Değersiz insanların baş olması, değerin ayak altına alınıp değersizliğin baş tacı edilmesi demektir. O toplum değerler toplumu değil değersizler toplumu demektir. Değersizler de ancak dolgu malzemesi olurlar, düşmanların hedeflerine kanalize edilen güruh haline gelirler, nefis elinde gassal elindeki meyyit gibi olurlar.

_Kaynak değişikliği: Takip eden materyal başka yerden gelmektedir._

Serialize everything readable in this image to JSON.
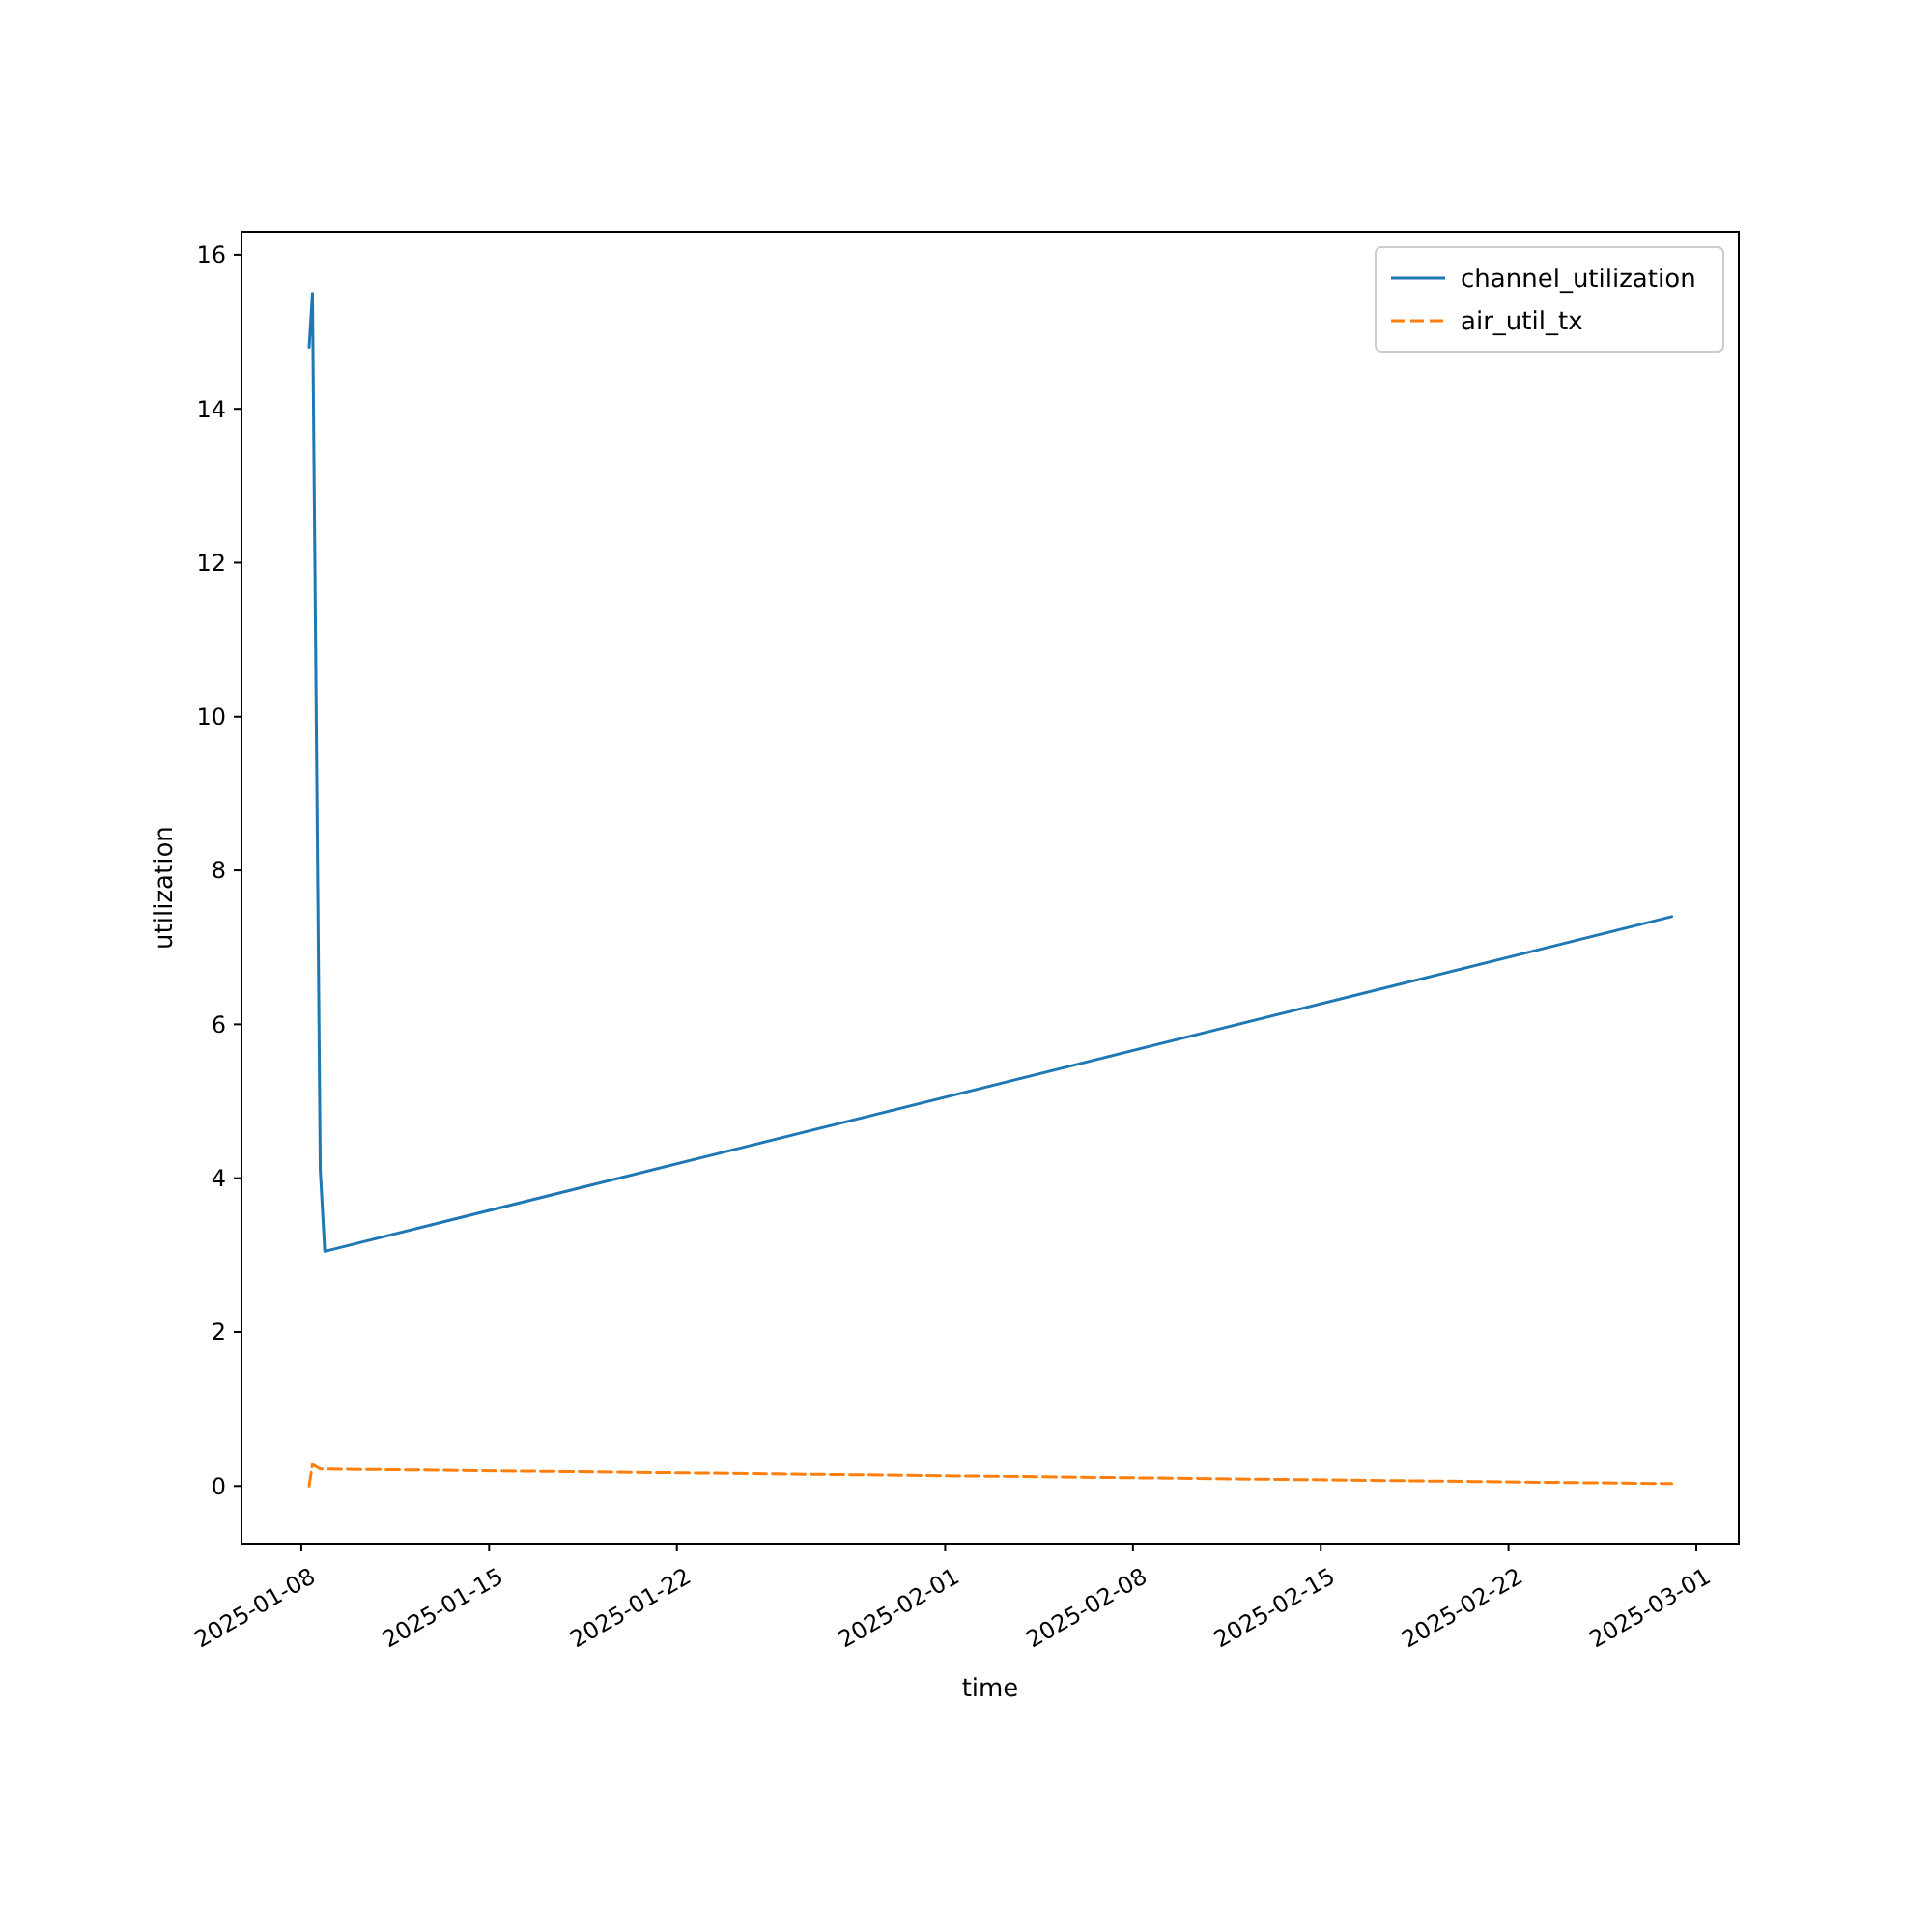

Şerlilerden korkularak şerlilere ikram edilmesi şerlilerin hakimiyetini ve şerrin revaçta olduğunu ifade der. Hayırlılar gâfil olunca hâinler hâkim olur. Sâlihler, fâsıklar kadar cesur olmayınca fâsıkların kuyruğu olurlar. Halbuki müslümanın konumu Hakda baş olmaktır. Her bir ferde de gereken, ehil değilse Hakda kuyruk olmaktır.



Şarapların içilmesi, ipeğin giyilmesi, şarkıcı kızların  alınması, çalgı aletlerinin edinilmesi imanın mahkûm nefsin hâkim olması demektir. Bunlara toplumda değer verilmesi gerçek değerlerin unutulmasını doğurmaktadır. Nefsin, hevanın ve şehvetin hâkim, aklın, kalbin ve ruhun mahkûm olması demektir.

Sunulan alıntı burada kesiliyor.